Обычная хрущевка. Личный архив Е. П. Охинченко
Конечно, в пенной ванне лучше лежать, чем сидеть. Но и этой радости новоселы не были лишены. Дома, строившиеся в 1950‐х – начале 1960‐х, имели разные планировки. Часть зданий возводилась крупными заводами, институтами, учреждениями культуры. Здесь принципы минимализма и экономии не слишком соблюдались. В неравенстве хрущевок я убедилась на личном опыте. В юности мне, девочке, выросшей в огромных и бестолковых помещениях старого фонда без капремонта, с четырехметровым потолком, анфиладными комнатами, окнами высотой в три метра и прочими радостями быта, которые хороши только при наличии горничных и дворецких, так как уборка в этих пространствах – адский труд, очень нравились уютные хрущевочки. Меня искренне восхищали отдельные малюсенькие комнатки – 9 метров – моих подруг. Семья одной построила в 1964 году двухкомнатный кооператив, а отец второй – военнослужащий – получил трехкомнатную хрущевку.
Элитная хрущевка. Личный архив Н. Б. Лебиной
Элитная хрущевка. Личный архив В. М. Кисловского
С возрастом я постепенно прониклась снобизмом, свойственным всем питерцам, живущим в центре. А на старости лет решила все же уехать из парадной, уже даже отделанной по евростандарту, но очень неудобной квартиры в старинном Доме академиков. И вот после недолгих поисков в Гавани, на Васильевском острове – это почти центр нынешнего Петербурга, – мы купили 80‐метровую трехкомнатную квартиру с довольно большой кухней, холлом, трехметровыми потолками, стенами в три кирпича, входной дверью 2,4 на 1,2 м и такими же межкомнатными дверями из натурального дерева.
В доме нет лифта, но по широкой пологой лестнице, имеющей межэтажные площадки в 16 кв. м, подняться на второй этаж не составляет труда. И все это в постройке 1960 года! Великолепие объяснялось просто: здание, возведенное в разгаре хрущевской жилищной реформы, предназначалось для передовых рабочих и инженерного состава Балтийского завода. Я умышленно привожу планы квартир моих соседей по площадке. Подобных домов в Гавани немало.

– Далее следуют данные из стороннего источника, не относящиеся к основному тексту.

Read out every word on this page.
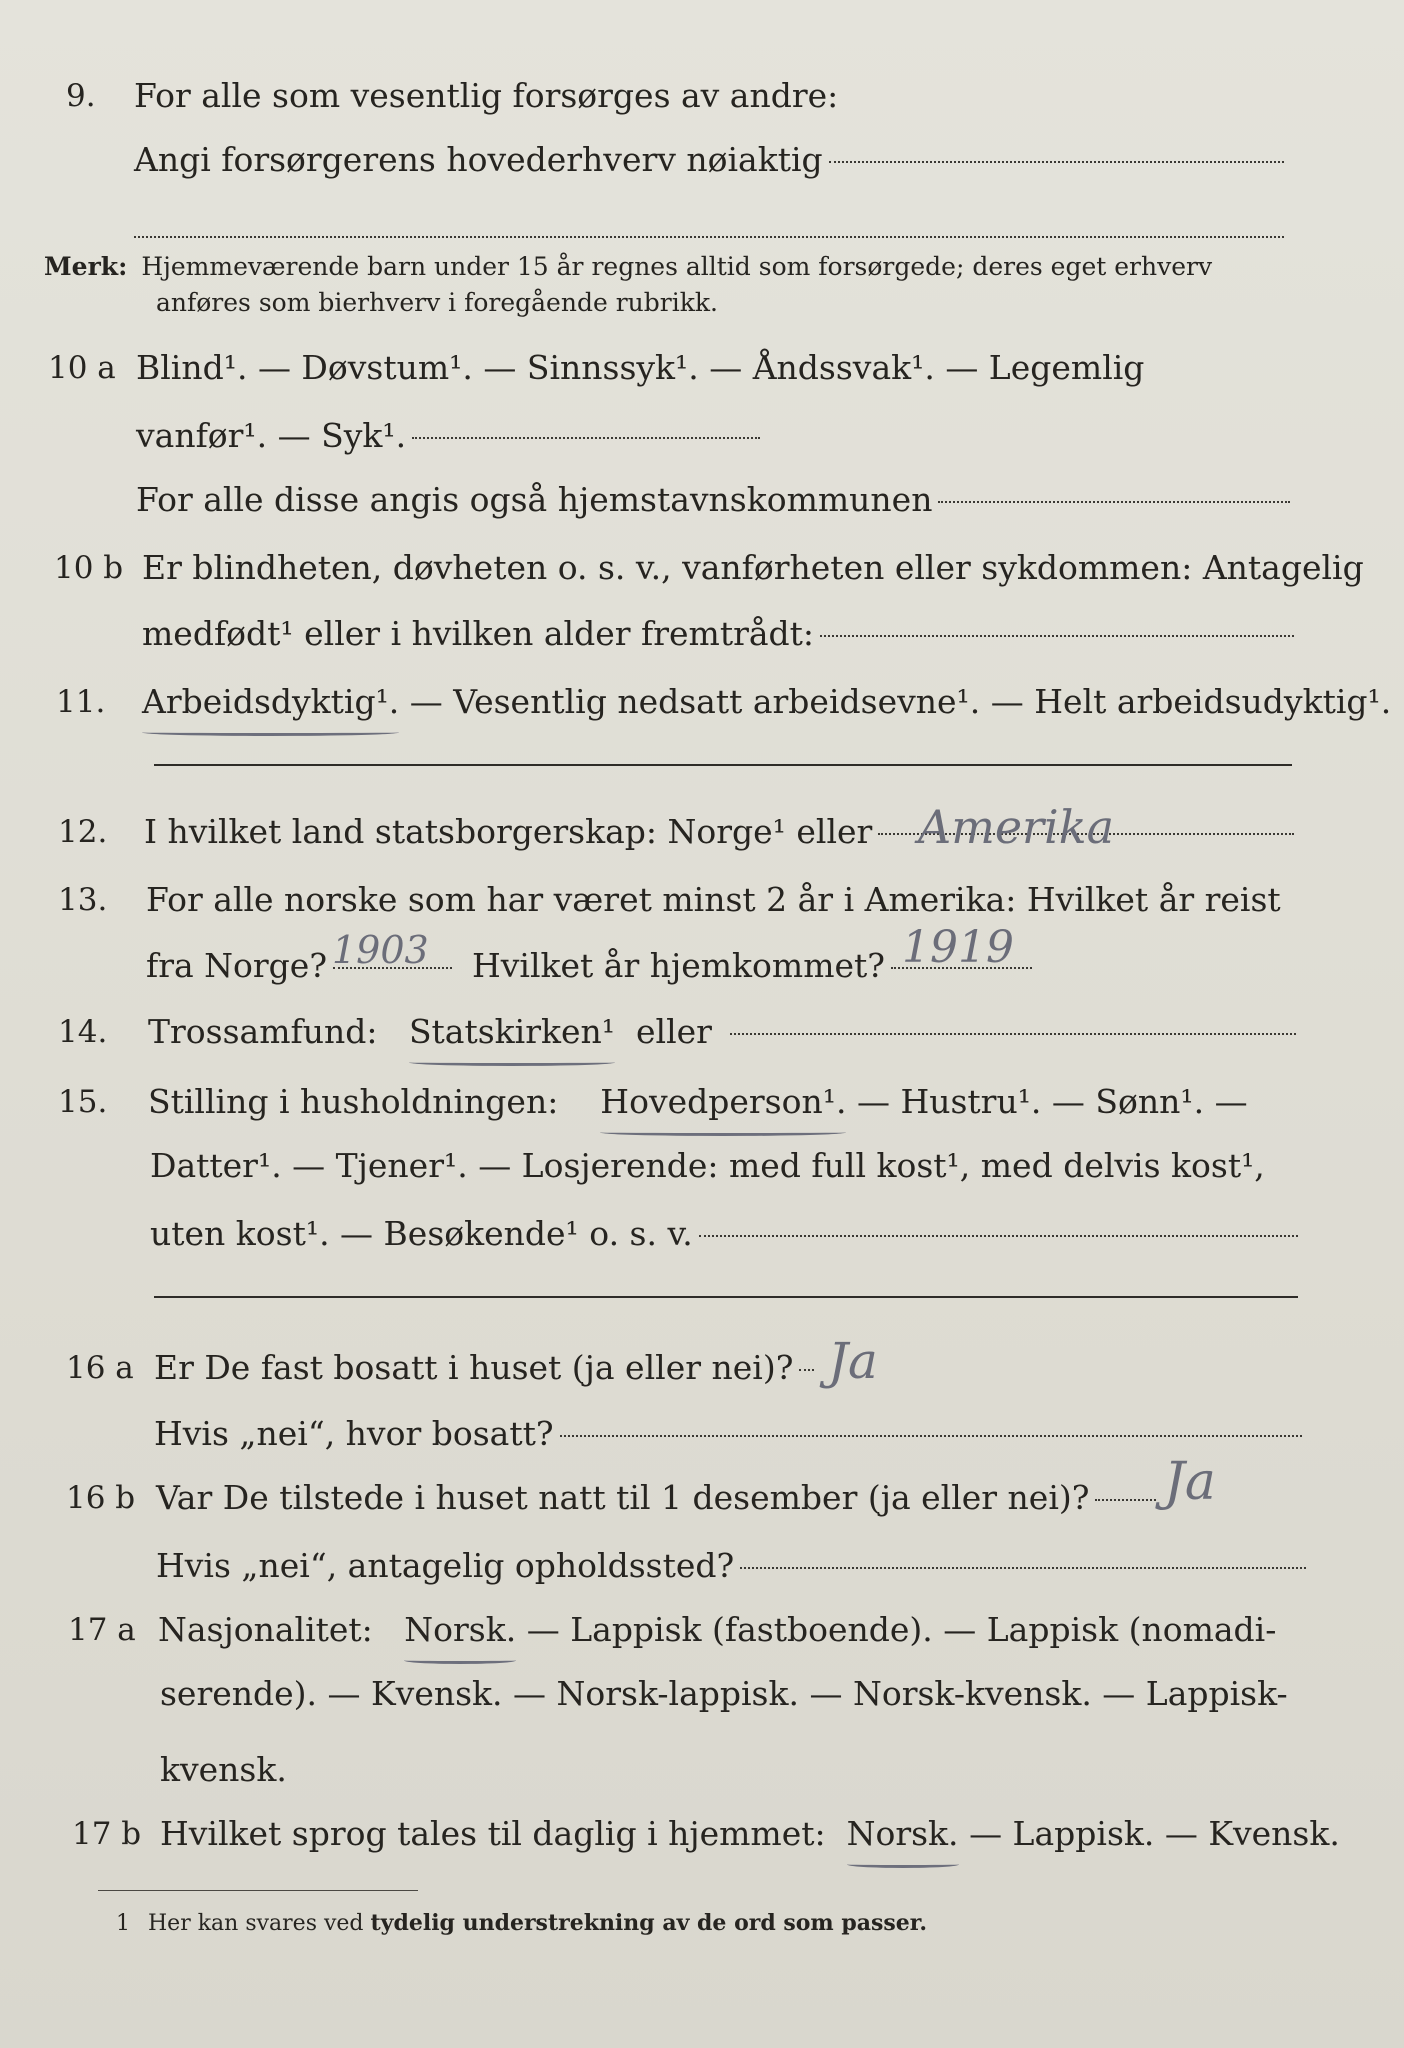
9. For alle som vesentlig forsørges av andre:
Angi forsørgerens hovederhverv nøiaktig
Merk: Hjemmeværende barn under 15 år regnes alltid som forsørgede; deres eget erhverv
anføres som bierhverv i foregående rubrikk.
10 a Blind¹. — Døvstum¹. — Sinnssyk¹. — Åndssvak¹. — Legemlig
vanfør¹. — Syk¹.
For alle disse angis også hjemstavnskommunen
10 b Er blindheten, døvheten o. s. v., vanførheten eller sykdommen: Antagelig
medfødt¹ eller i hvilken alder fremtrådt:
11. Arbeidsdyktig¹.
— Vesentlig nedsatt arbeidsevne¹. — Helt arbeidsudyktig¹.
12. I hvilket land statsborgerskap: Norge¹ eller Amerika
13. For alle norske som har været minst 2 år i Amerika: Hvilket år reist
fra Norge? 1903 Hvilket år hjemkommet? 1919
14. Trossamfund:
Statskirken¹
eller
15. Stilling i husholdningen:
Hovedperson¹.
— Hustru¹. — Sønn¹. —
Datter¹. — Tjener¹. — Losjerende: med full kost¹, med delvis kost¹,
uten kost¹. — Besøkende¹ o. s. v.
16 a Er De fast bosatt i huset (ja eller nei)? Ja
Hvis „nei“, hvor bosatt?
16 b Var De tilstede i huset natt til 1 desember (ja eller nei)? Ja
Hvis „nei“, antagelig opholdssted?
17 a Nasjonalitet:
Norsk.
— Lappisk (fastboende). — Lappisk (nomadi-
serende). — Kvensk. — Norsk-lappisk. — Norsk-kvensk. — Lappisk-
kvensk.
17 b Hvilket sprog tales til daglig i hjemmet:
Norsk.
— Lappisk. — Kvensk.
1 Her kan svares ved tydelig understrekning av de ord som passer.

Но в целом к началу 1960‐х годов стало очевидным, что достоинства жилищной реформы грозят превратиться в недочеты. Быстро строившееся экономичное жилье оказалось тесным. Недостатком обернулся и главный козырь хрущевской реформы – поквартирное и посемейное распределение жилья. Об изъянах этой системы заговорили сами представители властных структур. На Всесоюзном совещании по градостроительству, проходившем в Москве в июне 1960 года, Хрущев заявил, что практика предоставления одиноким людям отдельных квартир себя не оправдала, однако нельзя и возвращаться к коммуналкам. В качестве выхода было предложено обратить внимание на строительство домов гостиничного типа. В первых проектах малогабаритных квартир архитекторы умышленно задумывали проходные комнаты, чтобы не возникало соблазнов сделать небольшие квартирки коммунальными. Ярым противником таких планировок стал главный архитектор Ленинграда Каменский. Он считал, что необходимо создать условия для обособления личного жилого пространства даже в квартире на одну семью. На III cъезде советских архитекторов в 1961 году Каменский вообще предложил на законодательном уровне запретить образование коммуналок в объектах нового строительства, настаивая на проектировании в них не смежных, а изолированных комнат838. Новоселы малогабаритных отдельных квартир уже через пять лет жаловались на тесноту. Даже новое жилье в СССР выдавалось строго по норме и без учета перспектив расширения семей. Часто в двухкомнатной квартире (14,5 и 15,2 кв. м) с пятиметровой кухней и совмещенным санузлом жило две семьи: за 5–7 лет после получения хрущевки дети вырастали и женились. Раздражающим моментом стала стандартность новых районов, застроенных пятиэтажными спичечными коробками. В 1969 году Овчинников написал стихотворение «Трагедия заблудившегося новосела».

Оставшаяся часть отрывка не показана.